Children of Uganda Blaze a Path to Africa

One word to describe the Children of Uganda’s 2014 Tour of Light concert at Shepherd University is inspirational.

The Tour of Light concert, which took place in the Frank Center on Jan. 15 at 8 p.m., was a concert showcasing the unique cultures of Uganda, Africa through singing and dancing.

Children of Uganda (COU) is a non-profit organization that is set in the United States. According to the program that was given to the audience, “the mission of COU is to support and empower hundreds of orphans and vulnerable children in Uganda to lead successful and productive lives.”

The Tour of Light celebrated the lives of these children while offering a distinctive view into the culture of Uganda. The program also states that “COU is committed to preserving Uganda and East Africa’s vibrant musical and cultural heritage; and so, our students benefit from a rich curriculum and instruction in traditional singing, dancing, and drumming.”

One of the prominent aspects of the concert was the dancing. The young men and women of varied ages in the concert performed numerous dances that were fresh and exciting, especially for those people who are not accustomed to the culture of Uganda or Africa.

What was most impressive was their ability to combine dancing and playing instruments simultaneously. During the middle of one of the dances, the young men were dancing while holding an instrument that was shaped like a hollow gourd and used as drum.

The performance was similar to how marching bands handle drumming while moving but with much more mobility and more fast-paced, which made it enjoyable and fun to watch.

What was probably the most impressive about the dancing was how the choreography appropriately matched the tempo of the music. No matter how slow or fast the drums were beating, the dancers were matching the rhythm beat for beat. It demonstrates how much time and preparation went into the concert and shows how professional it was, even with the young children.

The COU concert also had a speaker from Uganda who explained to the audience the meaning behind some of the songs and dances. The speaker was even comical, often telling jokes. An example of his humor was when he discussed how in Uganda, the people carry items on their heads. Conversely, he commented on how Americans carry items on their backs or in their hands, often causing them back pain. He challenged the people in the audience to change their ways and start carrying things on their heads, including laptops and even their own car.

The highlight of the concert was when the speaker asked if any children in the audience would like to join the performers on stage for the last dance of the evening. Numerous children rushed to go onstage with a few adults tagging along.

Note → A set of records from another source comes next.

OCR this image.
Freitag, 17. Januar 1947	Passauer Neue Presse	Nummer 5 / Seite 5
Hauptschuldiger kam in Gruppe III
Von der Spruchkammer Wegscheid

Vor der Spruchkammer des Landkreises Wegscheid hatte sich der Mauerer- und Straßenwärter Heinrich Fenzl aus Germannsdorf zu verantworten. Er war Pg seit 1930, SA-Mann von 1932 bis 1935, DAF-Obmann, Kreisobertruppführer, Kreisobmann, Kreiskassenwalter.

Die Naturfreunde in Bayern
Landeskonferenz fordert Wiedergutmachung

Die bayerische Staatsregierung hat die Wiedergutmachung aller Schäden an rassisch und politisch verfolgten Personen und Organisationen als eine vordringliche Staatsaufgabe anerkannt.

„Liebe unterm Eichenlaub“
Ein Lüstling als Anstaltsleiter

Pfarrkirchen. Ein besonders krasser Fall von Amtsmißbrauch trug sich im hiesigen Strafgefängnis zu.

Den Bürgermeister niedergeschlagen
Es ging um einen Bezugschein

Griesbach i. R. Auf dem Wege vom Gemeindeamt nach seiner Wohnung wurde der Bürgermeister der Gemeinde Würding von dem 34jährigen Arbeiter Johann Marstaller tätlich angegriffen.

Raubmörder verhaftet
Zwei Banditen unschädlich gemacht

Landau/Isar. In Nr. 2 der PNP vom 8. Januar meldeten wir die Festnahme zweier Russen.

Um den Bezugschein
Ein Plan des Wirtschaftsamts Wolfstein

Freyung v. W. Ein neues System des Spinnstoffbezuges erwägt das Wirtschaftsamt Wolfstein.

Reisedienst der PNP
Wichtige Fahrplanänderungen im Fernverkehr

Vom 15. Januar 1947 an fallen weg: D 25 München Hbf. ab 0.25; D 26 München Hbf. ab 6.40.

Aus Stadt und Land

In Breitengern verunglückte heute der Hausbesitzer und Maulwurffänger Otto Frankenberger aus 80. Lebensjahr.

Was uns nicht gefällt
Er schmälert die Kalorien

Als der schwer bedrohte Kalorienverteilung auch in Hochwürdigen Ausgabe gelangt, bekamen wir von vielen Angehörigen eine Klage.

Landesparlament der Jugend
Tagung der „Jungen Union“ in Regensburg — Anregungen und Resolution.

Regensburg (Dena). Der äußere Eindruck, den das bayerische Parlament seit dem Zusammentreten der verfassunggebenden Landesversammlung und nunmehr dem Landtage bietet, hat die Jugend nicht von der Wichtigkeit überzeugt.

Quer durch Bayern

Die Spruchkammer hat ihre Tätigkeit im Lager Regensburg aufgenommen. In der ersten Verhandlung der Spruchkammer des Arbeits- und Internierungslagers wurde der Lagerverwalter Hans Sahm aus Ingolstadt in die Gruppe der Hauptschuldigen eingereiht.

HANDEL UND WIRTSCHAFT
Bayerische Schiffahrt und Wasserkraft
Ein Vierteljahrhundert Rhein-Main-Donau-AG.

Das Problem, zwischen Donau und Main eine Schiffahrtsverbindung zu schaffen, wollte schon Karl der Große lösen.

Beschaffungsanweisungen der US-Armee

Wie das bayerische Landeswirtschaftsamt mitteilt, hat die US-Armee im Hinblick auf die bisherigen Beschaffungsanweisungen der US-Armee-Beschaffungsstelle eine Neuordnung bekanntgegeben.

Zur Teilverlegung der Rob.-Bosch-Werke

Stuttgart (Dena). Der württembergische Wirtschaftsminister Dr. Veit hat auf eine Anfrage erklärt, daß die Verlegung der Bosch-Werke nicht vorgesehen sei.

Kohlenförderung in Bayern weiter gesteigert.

The speaker was joined by a little girl from the audience who also led the dance. Halfway through the dance, the speaker asked the rest of the people in the audience to join in the dance in their seats. This demonstrated how people are willing to embrace other cultures.

The COU concert elicited many comments from the public. Katy Cousino, a Shepherd University student who graduated in December 2013, said that the drive of the kids was inspiring.

She also commented on how the children were able to perform, even when all of them have at least one parent who has suffered from HIV or AIDS.

“I can’t imagine being one of those kids,” Cousino said

Andrew Cowman, a Shepherd University student who graduated in Spring 2012, enjoyed watching the concert, stating that the children’s “energy was so dynamic.”

Overall, the experience of going to the Children of Uganda concert was very rewarding. There were many dances and instruments that I was not very familiar with, but I was able to enjoy watching everything because it was so new.

However, the speaker was hard to understand at times. When he said something that made the audience laugh, sometimes it was unclear what was funny. Also, the male performers seemed to be more energetic than the female performers. Every time the young men performed, they let out a certain level of energy that the young women did not really match, but they came really close.

Despite these minor critiques, the COU was gratifying and enjoyable to watch. The sold-out auditorium proved that. The Children of Uganda are inspirational because even though their family is suffering from AIDS and HIV, they rise above it all so they can perform and share their culture with the world.